Ad Diriyah, located on the outskirts of Riyadh and once the home of the Saudi royal family, temporarily opened its gates as the ABB Formula E racing championship took place a few kilometers away. 

The serenity of the location allows visitors to experience the historical significance of At-Turaif. Efforts to restore its magnificence are clearly evident.

Restoring At-Turaif and Ad Diriyah is one of the many megaprojects underway to boost tourism in the Kingdom, in line with the Vision 2030 reform plan. 

Why Ad Diriyah? Because you can’t have a future without a past. That’s where the crown prince’s brilliance lies.

“It’s a magical time in the Kingdom. What all these projects will offer people from all over the world is fabulous,” said Inzerillo in his Brooklyn accent.

“With all that vision, boldness and welcome, you want to go to the soul, the pearl, the jewel of the Kingdom, and that’s the UNESCO World Heritage Site Ad Diriyah and At-Turaif.”

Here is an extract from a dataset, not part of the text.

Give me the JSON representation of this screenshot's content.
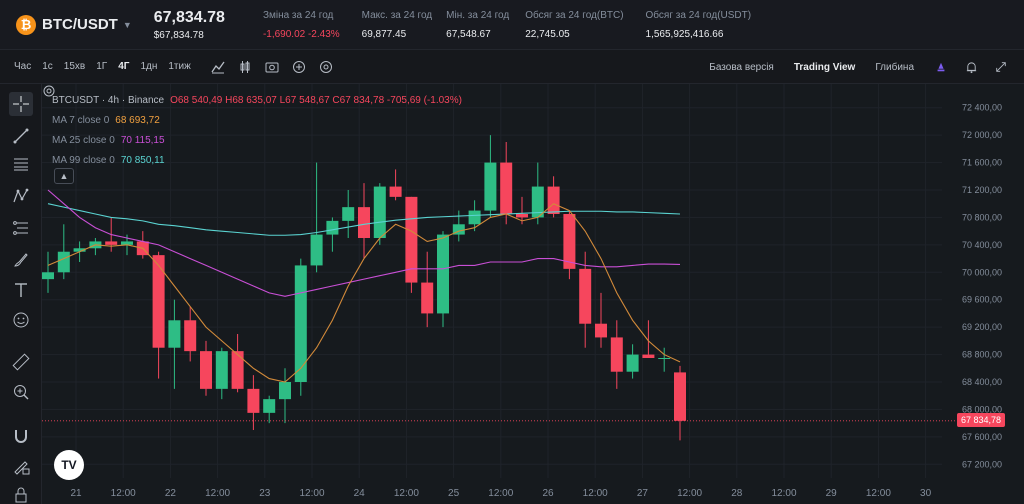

When visiting Ad Diriyah 19 years ago, Inzerillo admitted that he was slightly let down by what he saw.

He understood its historical significance, and 19 years later, with the manpower of hundreds of Saudis who believe in the preservation of their country’s heritage, Inzerillo can see the fruits of their labor. “The future can only be anchored with the values of the past,” he said.

The UNESCO site has undergone 15 years of restoration, bringing it back to life. Working alongside the crown prince, Inzerillo believes that Mohammed bin Salman’s insistence on preserving the authenticity and soul of Ad Diriyah and At-Turaif is vital. “There’s only one Ad Diriyah,” said Inzerillo.

Everything that will be built around the historical site will be made of mud and in keeping with the architecture of Saudi Arabia’s central Najd region. 

“To preserve the authenticity of the area, the crown prince stressed that he wants street energy, human interaction, laughter, food, beverages and music. There will be a major focus on pedestrian traffic,” Inzerillo said.

“Many people don’t realize that there’s 1,000 years of history in Saudi Arabia, and At-Turaif has 274 years of history on its own.”

He said he can see the pace of progress in the tourism sector. For years, the Kingdom has welcomed millions of people through Makkah and Madinah, but Inzerillo believes that it is time for Riyadh to shine.  

“It’s now time to come to Riyadh, a thriving international global city that’s on a fast track to 8 million people,” he said.

“It’ll be the stop-off point for the region. It’s where the region started. Arabia started at Ad Diriyah,” he added.

“I’ve been in tourism for 50 years. I’ve worked with some of the best heads of state in the world. The crown prince is so smart and full of love for this project,” Inzerillo said.

“We have specific instructions to open several assets for 2019. These are very exciting plans. We’re going to be opening major restaurants, retail outlets and hotels for 2020,” he added.

“The crown prince will announce the masterplan in the next few months. It’s bold and exciting. Nowhere in the world has the level of authenticity, the authentic mud that At-Turaif has.”

The project’s success will be due to the crown prince’s watchful eye and hands-on approach, Inzerillo said.  

It will include museums, academic institutions, “edutainment” facilities, 11 hotels, several hundred shops and 100 restaurants. 

They will all overlook the Wadi Hanifah valley in Najd, surrounded by 1 million date palm trees and another 1 million that are expected to be planted.

“Why Ad Diriyah? Because you can’t have a future without a past,” said Inzerillo. “That’s where the crown prince’s brilliance lies.”